Monday, August 16, 2010

Kick some goals

I am on a mission to shed fat.
At 165cm and just under 80kgs, I am around ten kgs overweight for my height, and while I've been trying on and off to shed that weight for a year, I've had no success.
Running helps a lot, but my diet can always be tweaked to help too. If I'm smaller I'll also be faster and have more endurance, and I'll finally be able to run the type of distances I aspire to.
But a good loss is a lasting loss, and a slow loss is a lasting loss, so I'm trying to concentrate on smaller goals that will help long-term, rather than extreme measures that are unsustainable. I've already made some positive changes that I'm very pleased with, my commitment to running being the best, and also things like drinking plenty of water each day, concentrating on nutritious, health giving food, making good snack choices to keep hunger under control, and nurturing and loving my body.
So my goals for the next round of changes are-
1. Gain control of weekends by not skimping on exercise.
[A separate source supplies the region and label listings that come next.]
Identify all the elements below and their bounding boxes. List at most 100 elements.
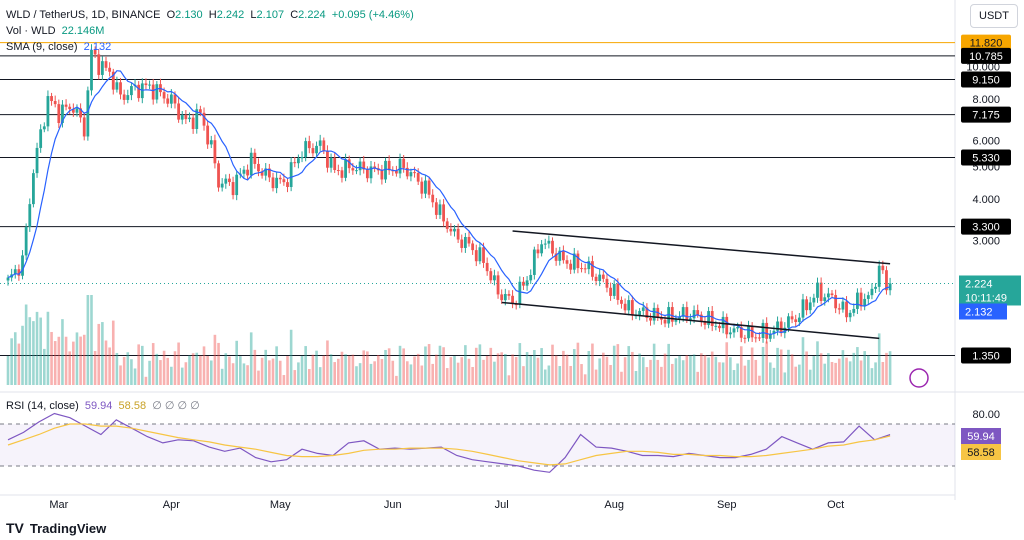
candle-body: [148, 84, 151, 86]
candle-body: [569, 263, 573, 270]
volume-bar: [184, 362, 188, 385]
candle-body: [758, 337, 761, 339]
candle-body: [260, 171, 264, 176]
candle-body: [779, 321, 783, 334]
volume-bar: [798, 364, 801, 385]
volume-bar: [627, 346, 631, 385]
volume-bar: [115, 352, 119, 385]
volume-bar: [779, 349, 783, 385]
volume-bar: [471, 366, 474, 385]
candle-body: [863, 298, 867, 307]
volume-bar: [122, 356, 126, 385]
candle-body: [228, 178, 231, 183]
candle-body: [525, 280, 529, 286]
candle-body: [877, 265, 881, 287]
volume-bar: [435, 354, 438, 385]
volume-bar: [631, 351, 634, 385]
candle-body: [765, 322, 769, 339]
volume-bar: [326, 340, 329, 385]
candle-body: [518, 281, 522, 305]
candle-body: [151, 84, 155, 100]
volume-bar: [591, 343, 594, 385]
volume-bar: [101, 322, 104, 385]
candle-body: [144, 83, 148, 86]
volume-bar: [681, 360, 685, 385]
volume-bar: [380, 358, 384, 385]
candle-body: [413, 172, 416, 174]
rsi-ma-value-label: 58.58: [967, 447, 995, 459]
volume-bar: [645, 367, 649, 385]
candle-body: [344, 159, 347, 178]
time-tick-label: Jun: [384, 499, 402, 511]
volume-bar: [812, 356, 816, 385]
volume-bar: [863, 351, 866, 385]
candle-body: [355, 170, 358, 172]
candle-body: [609, 287, 612, 296]
volume-bar: [721, 362, 725, 385]
candle-body: [645, 307, 649, 318]
volume-series: [6, 295, 892, 385]
candle-body: [369, 166, 373, 179]
volume-bar: [191, 353, 195, 385]
volume-bar: [834, 362, 837, 385]
volume-bar: [188, 355, 191, 385]
price-tick-label: 3.000: [972, 235, 1000, 247]
candle-body: [82, 117, 86, 137]
volume-bar: [347, 355, 351, 385]
volume-bar: [235, 340, 238, 385]
level-label: 9.150: [972, 75, 1000, 87]
candle-body: [496, 275, 500, 295]
candle-body: [267, 168, 271, 178]
volume-bar: [53, 341, 57, 385]
volume-bar: [17, 343, 21, 385]
volume-bar: [685, 355, 689, 385]
price-tick-label: 8.000: [972, 94, 1000, 106]
candle-body: [231, 182, 235, 196]
candle-body: [721, 316, 725, 329]
tradingview-logo: TV TradingView: [6, 520, 106, 536]
currency-button[interactable]: USDT: [970, 4, 1018, 28]
volume-bar: [830, 361, 834, 385]
volume-value: 22.146M: [61, 25, 105, 37]
candle-body: [674, 318, 678, 322]
candle-body: [235, 174, 239, 196]
volume-bar: [598, 358, 601, 385]
volume-bar: [239, 356, 242, 385]
volume-bar: [130, 359, 133, 385]
candle-body: [616, 283, 620, 300]
volume-bar: [841, 350, 845, 385]
candle-body: [21, 255, 24, 276]
candle-body: [405, 167, 409, 177]
volume-bar: [496, 353, 500, 385]
candle-body: [565, 260, 569, 264]
candle-body: [442, 204, 445, 222]
volume-bar: [493, 361, 496, 385]
candle-body: [35, 147, 39, 174]
candle-body: [627, 300, 631, 311]
candle-body: [576, 253, 580, 269]
volume-bar: [888, 351, 892, 385]
candle-body: [601, 274, 605, 279]
candle-body: [482, 247, 485, 263]
volume-bar: [845, 357, 848, 385]
volume-bar: [580, 364, 583, 385]
candle-body: [503, 293, 507, 301]
time-tick-label: Aug: [604, 499, 624, 511]
candle-body: [311, 148, 315, 154]
volume-bar: [750, 347, 754, 385]
candle-body: [685, 307, 689, 320]
volume-bar: [384, 349, 387, 385]
volume-bar: [126, 352, 130, 385]
volume-bar: [594, 369, 598, 385]
rsi-label: RSI (14, close): [6, 400, 79, 412]
candle-body: [529, 274, 533, 281]
volume-bar: [362, 350, 366, 385]
candle-body: [264, 168, 268, 176]
candle-body: [86, 90, 90, 137]
candle-body: [387, 160, 391, 171]
candle-body: [126, 95, 130, 100]
candle-body: [315, 145, 318, 154]
rsi-ma-value: 58.58: [118, 400, 147, 412]
candle-body: [536, 249, 540, 254]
I tend to do less exercise on weekends because I'm tired. Shorter dog walks, skipped runs, and laziness. Given that my favourite weekend activity is laying around watching television, I propose that I can 'buy' TV time from myself by making the effort to exercise first.
2. Restrict treat/takeaway meals to one per week.
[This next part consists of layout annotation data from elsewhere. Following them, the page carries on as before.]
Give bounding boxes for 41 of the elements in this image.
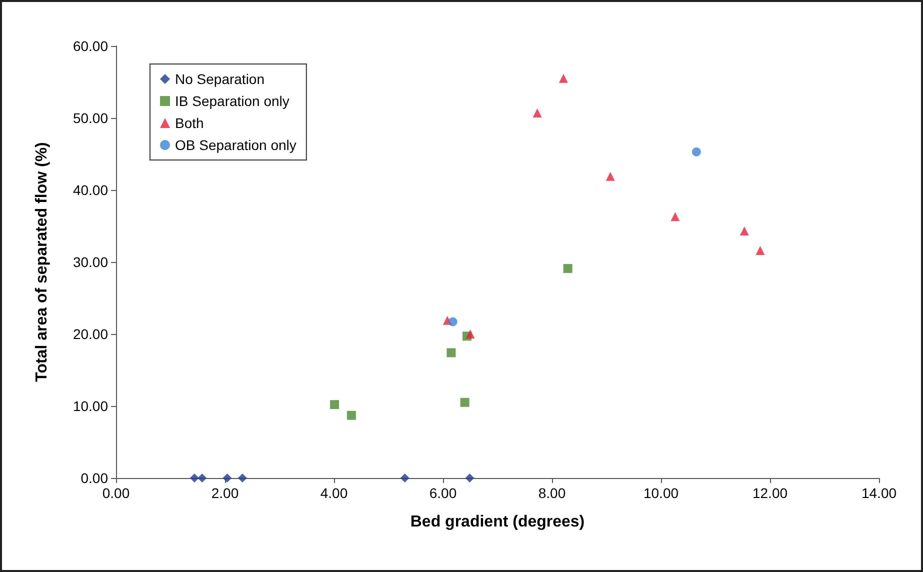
y-tick-label: 0.00 bbox=[80, 470, 108, 486]
point bbox=[190, 474, 199, 482]
point bbox=[756, 246, 765, 255]
x-tick-label: 4.00 bbox=[320, 485, 348, 501]
legend-label: Both bbox=[175, 115, 204, 131]
point bbox=[532, 108, 542, 118]
y-tick-label: 50.00 bbox=[72, 110, 108, 126]
point bbox=[460, 398, 470, 407]
point bbox=[198, 474, 207, 482]
point bbox=[446, 348, 456, 358]
x-tick-label: 10.00 bbox=[643, 485, 679, 501]
y-tick-label: 10.00 bbox=[72, 398, 108, 414]
point bbox=[465, 474, 474, 482]
point bbox=[670, 212, 680, 222]
y-tick-label: 40.00 bbox=[72, 182, 108, 198]
point bbox=[563, 264, 572, 273]
legend-label: IB Separation only bbox=[175, 93, 290, 109]
point bbox=[558, 74, 568, 83]
y-tick-label: 30.00 bbox=[72, 254, 108, 270]
point bbox=[222, 474, 232, 482]
point bbox=[692, 147, 701, 156]
y-tick-label: 60.00 bbox=[72, 38, 108, 54]
point bbox=[740, 226, 749, 236]
x-tick-label: 12.00 bbox=[752, 485, 788, 501]
point bbox=[330, 400, 340, 410]
legend-label: No Separation bbox=[175, 71, 265, 87]
point bbox=[466, 330, 475, 338]
x-tick-label: 14.00 bbox=[861, 485, 897, 501]
x-tick-label: 8.00 bbox=[538, 485, 566, 501]
x-tick-label: 2.00 bbox=[211, 485, 239, 501]
x-tick-label: 0.00 bbox=[102, 485, 130, 501]
point bbox=[238, 474, 247, 482]
x-tick-label: 6.00 bbox=[429, 485, 457, 501]
point bbox=[606, 172, 615, 181]
legend-label: OB Separation only bbox=[175, 137, 296, 153]
point bbox=[346, 410, 356, 420]
y-axis-title: Total area of separated flow (%) bbox=[34, 142, 50, 382]
point bbox=[448, 317, 458, 326]
x-axis-title: Bed gradient (degrees) bbox=[410, 514, 585, 530]
y-tick-label: 20.00 bbox=[72, 326, 108, 342]
point bbox=[400, 474, 410, 482]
I love fatty food. But it's generally nutritionally poor, 'yellow food'. There's nothing wrong with a little of what I fancy, but I want to be in control of the frequency, and the portion.
3. Try one new recipe each week.

New foods will help keep life interesting, and add variety.

4. Increase exercise by ten minutes each day.

I'm already out there, and it makes sense to push even my basic thirty to thirty five minute dog walks and runs to forty five minutes. I'll get extra bang for my buck, and if I get to a point where I'm ready to bridge to ten kilometre runs, I'll find it easier to make the time.

It all sounds really simple right now, but in practise it can be difficult. I'm going to make notes of these goals and leave them places I'll see them to remind myself of what I want to achieve.